George Sabra avait affirmé que l'opposition était "d'accord pour le départ d'Assad et le transfert de ses pouvoirs à une des personnalités du régime pour diriger une période de transition à l'instar de ce qui s'est passé au Yémen".

Le vice-président yéménite Abd Rabbo Mansour Hadi avait été élu en février pour une période transitoire de deux ans après le départ du président Ali Abdallah Saleh, conformément à un accord supervisé par les pays du Golfe.

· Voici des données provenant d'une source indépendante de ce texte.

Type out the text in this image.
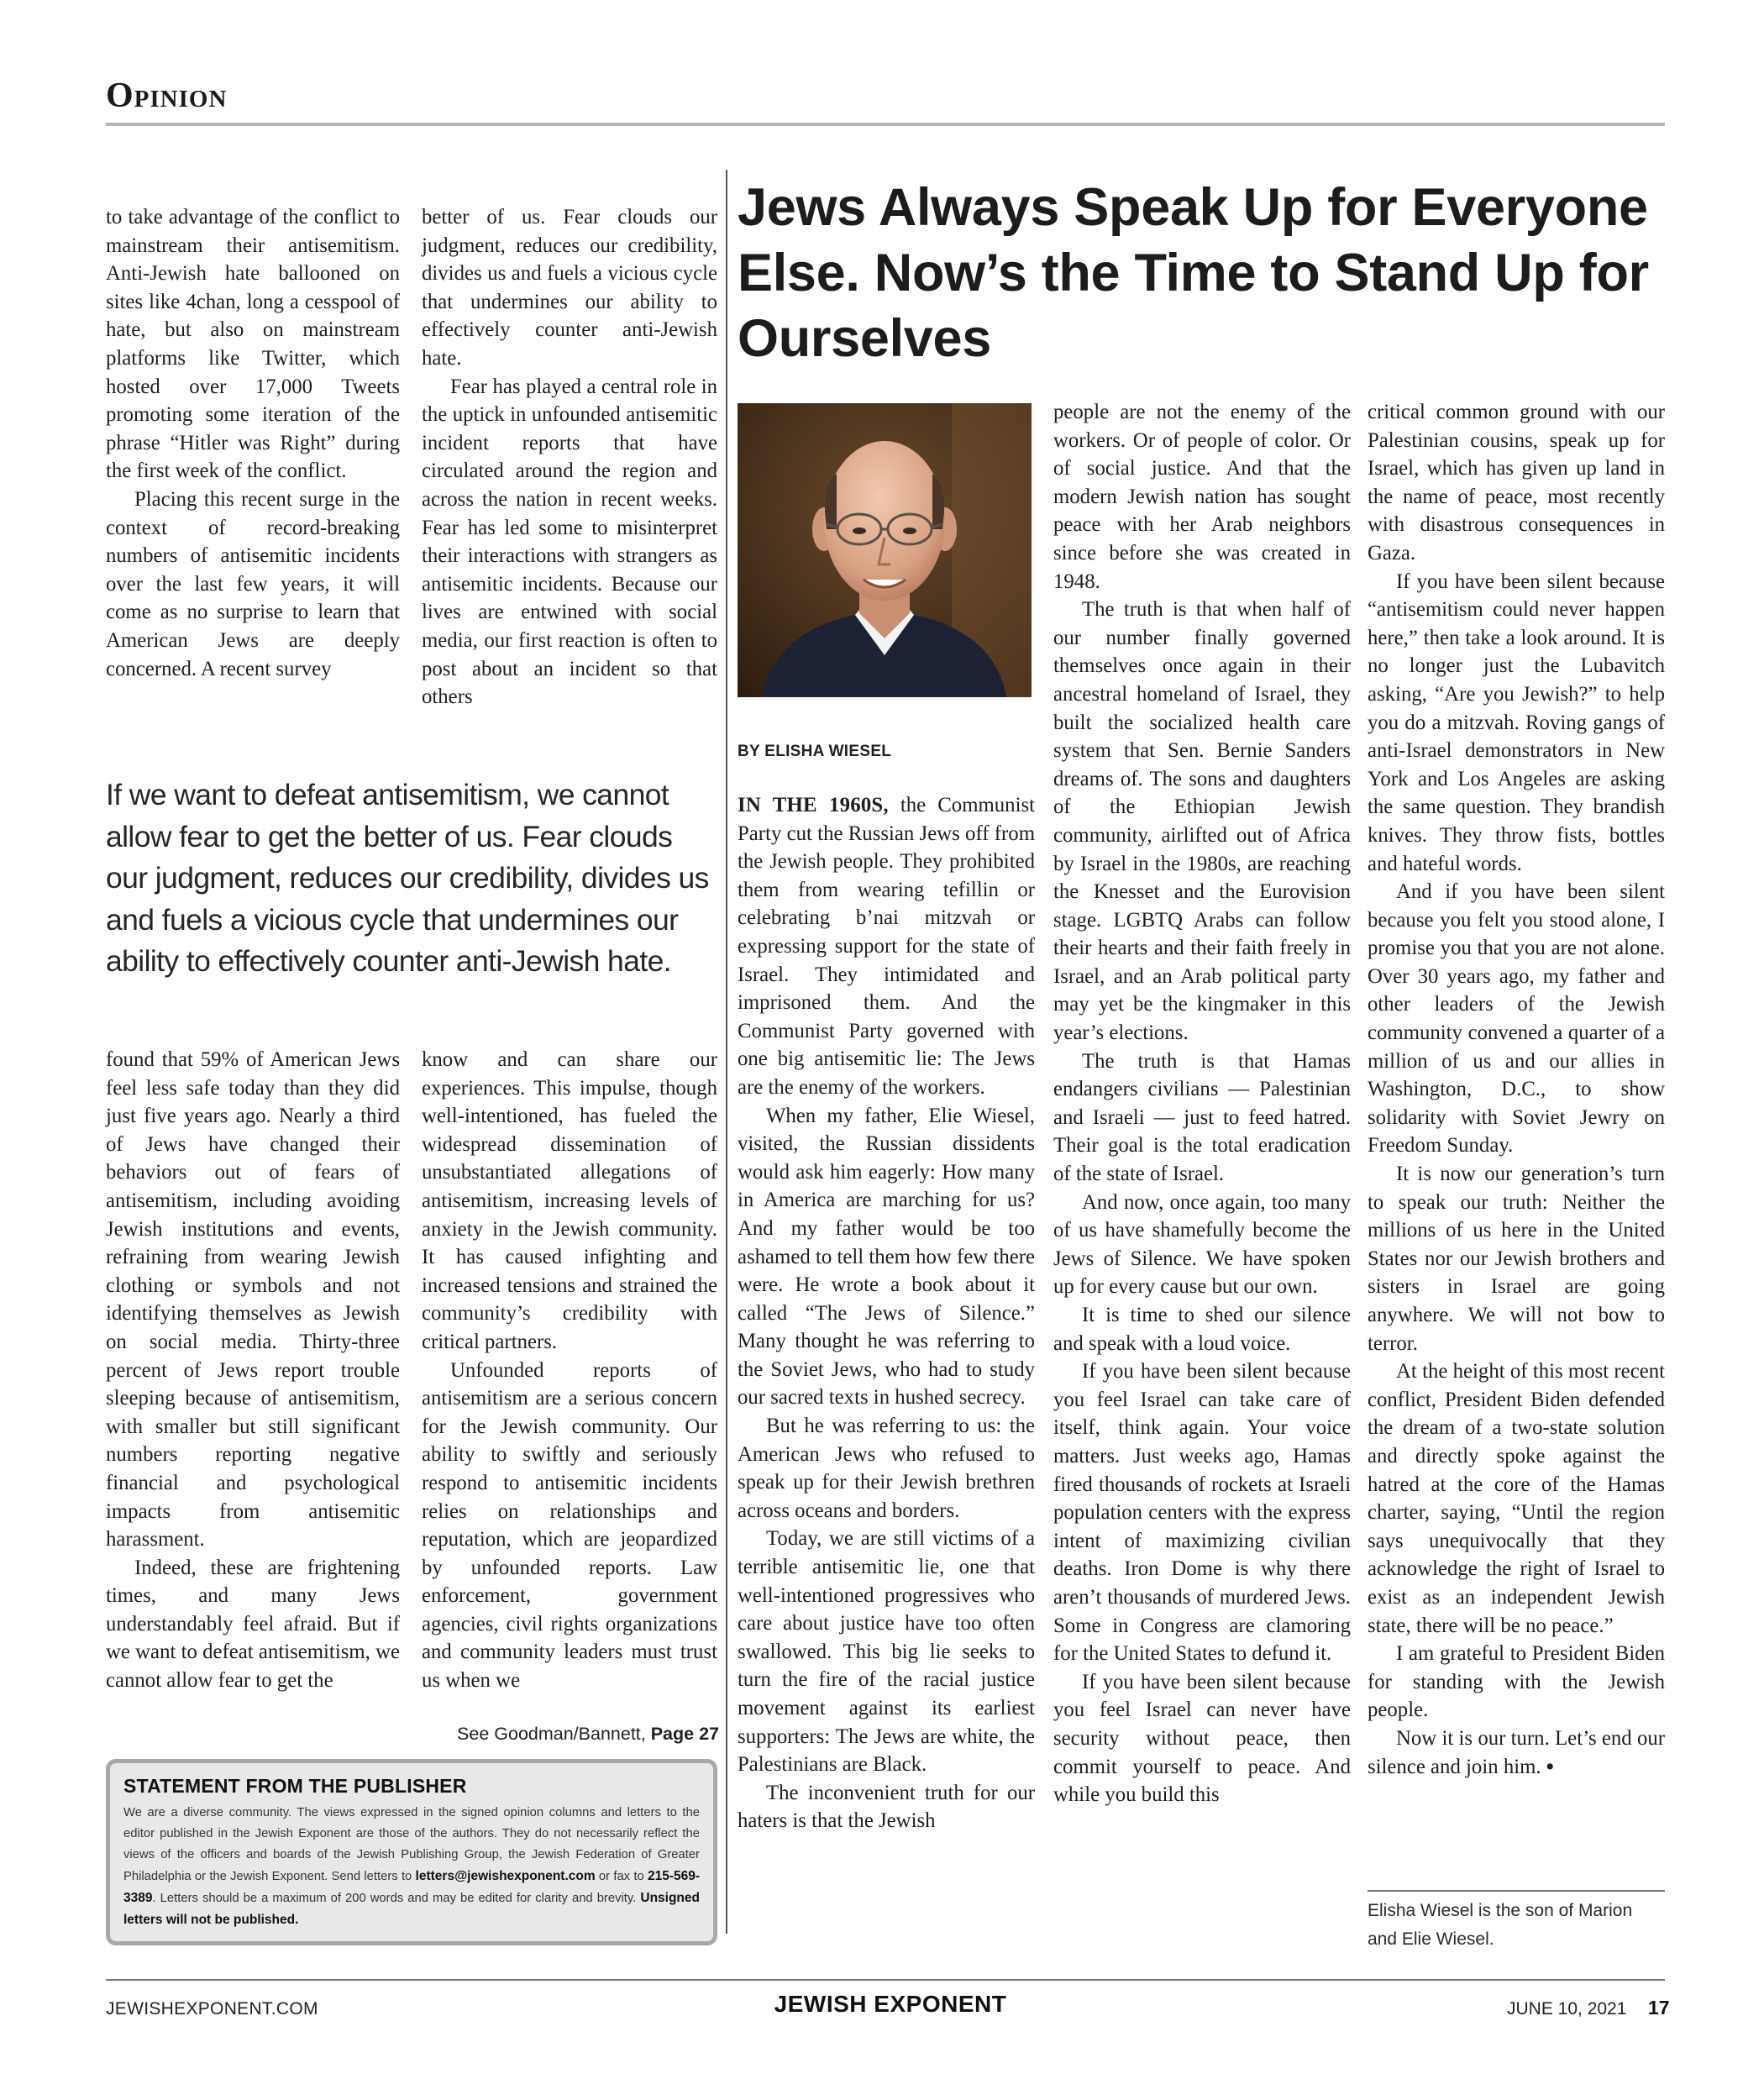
Opinion

to take advantage of the conflict to mainstream their antisemitism. Anti-Jewish hate ballooned on sites like 4chan, long a cesspool of hate, but also on mainstream platforms like Twitter, which hosted over 17,000 Tweets promoting some iteration of the phrase “Hitler was Right” during the first week of the conflict.

Placing this recent surge in the context of record-breaking numbers of antisemitic incidents over the last few years, it will come as no surprise to learn that American Jews are deeply concerned. A recent survey

better of us. Fear clouds our judgment, reduces our credibility, divides us and fuels a vicious cycle that undermines our ability to effectively counter anti-Jewish hate.

Fear has played a central role in the uptick in unfounded antisemitic incident reports that have circulated around the region and across the nation in recent weeks. Fear has led some to misinterpret their interactions with strangers as antisemitic incidents. Because our lives are entwined with social media, our first reaction is often to post about an incident so that others

If we want to defeat antisemitism, we cannot allow fear to get the better of us. Fear clouds our judgment, reduces our credibility, divides us and fuels a vicious cycle that undermines our ability to effectively counter anti-Jewish hate.

found that 59% of American Jews feel less safe today than they did just five years ago. Nearly a third of Jews have changed their behaviors out of fears of antisemitism, including avoiding Jewish institutions and events, refraining from wearing Jewish clothing or symbols and not identifying themselves as Jewish on social media. Thirty-three percent of Jews report trouble sleeping because of antisemitism, with smaller but still significant numbers reporting negative financial and psychological impacts from antisemitic harassment.

Indeed, these are frightening times, and many Jews understandably feel afraid. But if we want to defeat antisemitism, we cannot allow fear to get the

know and can share our experiences. This impulse, though well-intentioned, has fueled the widespread dissemination of unsubstantiated allegations of antisemitism, increasing levels of anxiety in the Jewish community. It has caused infighting and increased tensions and strained the community’s credibility with critical partners.

Unfounded reports of antisemitism are a serious concern for the Jewish community. Our ability to swiftly and seriously respond to antisemitic incidents relies on relationships and reputation, which are jeopardized by unfounded reports. Law enforcement, government agencies, civil rights organizations and community leaders must trust us when we

See Goodman/Bannett, Page 27
STATEMENT FROM THE PUBLISHER

We are a diverse community. The views expressed in the signed opinion columns and letters to the editor published in the Jewish Exponent are those of the authors. They do not necessarily reflect the views of the officers and boards of the Jewish Publishing Group, the Jewish Federation of Greater Philadelphia or the Jewish Exponent. Send letters to letters@jewishexponent.com or fax to 215-569-3389. Letters should be a maximum of 200 words and may be edited for clarity and brevity. Unsigned letters will not be published.

Jews Always Speak Up for Everyone Else. Now’s the Time to Stand Up for Ourselves
BY ELISHA WIESEL

IN THE 1960S, the Communist Party cut the Russian Jews off from the Jewish people. They prohibited them from wearing tefillin or celebrating b’nai mitzvah or expressing support for the state of Israel. They intimidated and imprisoned them. And the Communist Party governed with one big antisemitic lie: The Jews are the enemy of the workers.

When my father, Elie Wiesel, visited, the Russian dissidents would ask him eagerly: How many in America are marching for us? And my father would be too ashamed to tell them how few there were. He wrote a book about it called “The Jews of Silence.” Many thought he was referring to the Soviet Jews, who had to study our sacred texts in hushed secrecy.

But he was referring to us: the American Jews who refused to speak up for their Jewish brethren across oceans and borders.

Today, we are still victims of a terrible antisemitic lie, one that well-intentioned progressives who care about justice have too often swallowed. This big lie seeks to turn the fire of the racial justice movement against its earliest supporters: The Jews are white, the Palestinians are Black.

The inconvenient truth for our haters is that the Jewish

people are not the enemy of the workers. Or of people of color. Or of social justice. And that the modern Jewish nation has sought peace with her Arab neighbors since before she was created in 1948.

The truth is that when half of our number finally governed themselves once again in their ancestral homeland of Israel, they built the socialized health care system that Sen. Bernie Sanders dreams of. The sons and daughters of the Ethiopian Jewish community, airlifted out of Africa by Israel in the 1980s, are reaching the Knesset and the Eurovision stage. LGBTQ Arabs can follow their hearts and their faith freely in Israel, and an Arab political party may yet be the kingmaker in this year’s elections.

The truth is that Hamas endangers civilians — Palestinian and Israeli — just to feed hatred. Their goal is the total eradication of the state of Israel.

And now, once again, too many of us have shamefully become the Jews of Silence. We have spoken up for every cause but our own.

It is time to shed our silence and speak with a loud voice.

If you have been silent because you feel Israel can take care of itself, think again. Your voice matters. Just weeks ago, Hamas fired thousands of rockets at Israeli population centers with the express intent of maximizing civilian deaths. Iron Dome is why there aren’t thousands of murdered Jews. Some in Congress are clamoring for the United States to defund it.

If you have been silent because you feel Israel can never have security without peace, then commit yourself to peace. And while you build this

critical common ground with our Palestinian cousins, speak up for Israel, which has given up land in the name of peace, most recently with disastrous consequences in Gaza.

If you have been silent because “antisemitism could never happen here,” then take a look around. It is no longer just the Lubavitch asking, “Are you Jewish?” to help you do a mitzvah. Roving gangs of anti-Israel demonstrators in New York and Los Angeles are asking the same question. They brandish knives. They throw fists, bottles and hateful words.

And if you have been silent because you felt you stood alone, I promise you that you are not alone. Over 30 years ago, my father and other leaders of the Jewish community convened a quarter of a million of us and our allies in Washington, D.C., to show solidarity with Soviet Jewry on Freedom Sunday.

It is now our generation’s turn to speak our truth: Neither the millions of us here in the United States nor our Jewish brothers and sisters in Israel are going anywhere. We will not bow to terror.

At the height of this most recent conflict, President Biden defended the dream of a two-state solution and directly spoke against the hatred at the core of the Hamas charter, saying, “Until the region says unequivocally that they acknowledge the right of Israel to exist as an independent Jewish state, there will be no peace.”

I am grateful to President Biden for standing with the Jewish people.

Now it is our turn. Let’s end our silence and join him. •

Elisha Wiesel is the son of Marion and Elie Wiesel.
JEWISHEXPONENT.COM	JEWISH EXPONENT	JUNE 10, 2021 17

Interrogé sur la "personnalité" du régime qui serait acceptée par l'opposition, M. Sabra avait répondu: "la Syrie dispose de personnalités patriotiques même au sein du régime et certains officiers de l'armée syrienne peuvent jouer un rôle" dans la transition.

Interrogé lors d'un point de presse, le porte-parole du ministère français des Affaires étrangères, Bernard Valero, avait semblé plutôt bien accueillir la déclaration de George Sabra.

"Tout ce qui peut permettre de parvenir le plus rapidement possible à la fin des violences (...) et à la formation d'un gouvernement provisoire va dans la bonne direction", a déclaré M. Valero.

Fin juin, les cinq membres permanents du Conseil de sécurité de l'ONU (France, Grande-Bretagne, Etats-Unis, Russie, Chine) étaient tombés d'accord à Genève sur le principe d'une transition avec un nouveau gouvernement comprenant des représentants du régime et de l'opposition, sans toutefois mentionner le départ du président syrien.

Depuis, cet accord a suscité des interprétations radicalement divergentes, Paris et Washington estimant qu'il donne des garanties sur une transition sans le dirigeant syrien, Moscou et Pékin, opposés au départ forcé d'Assad, maintenant qu'il revient aux Syriens de déterminer leur avenir.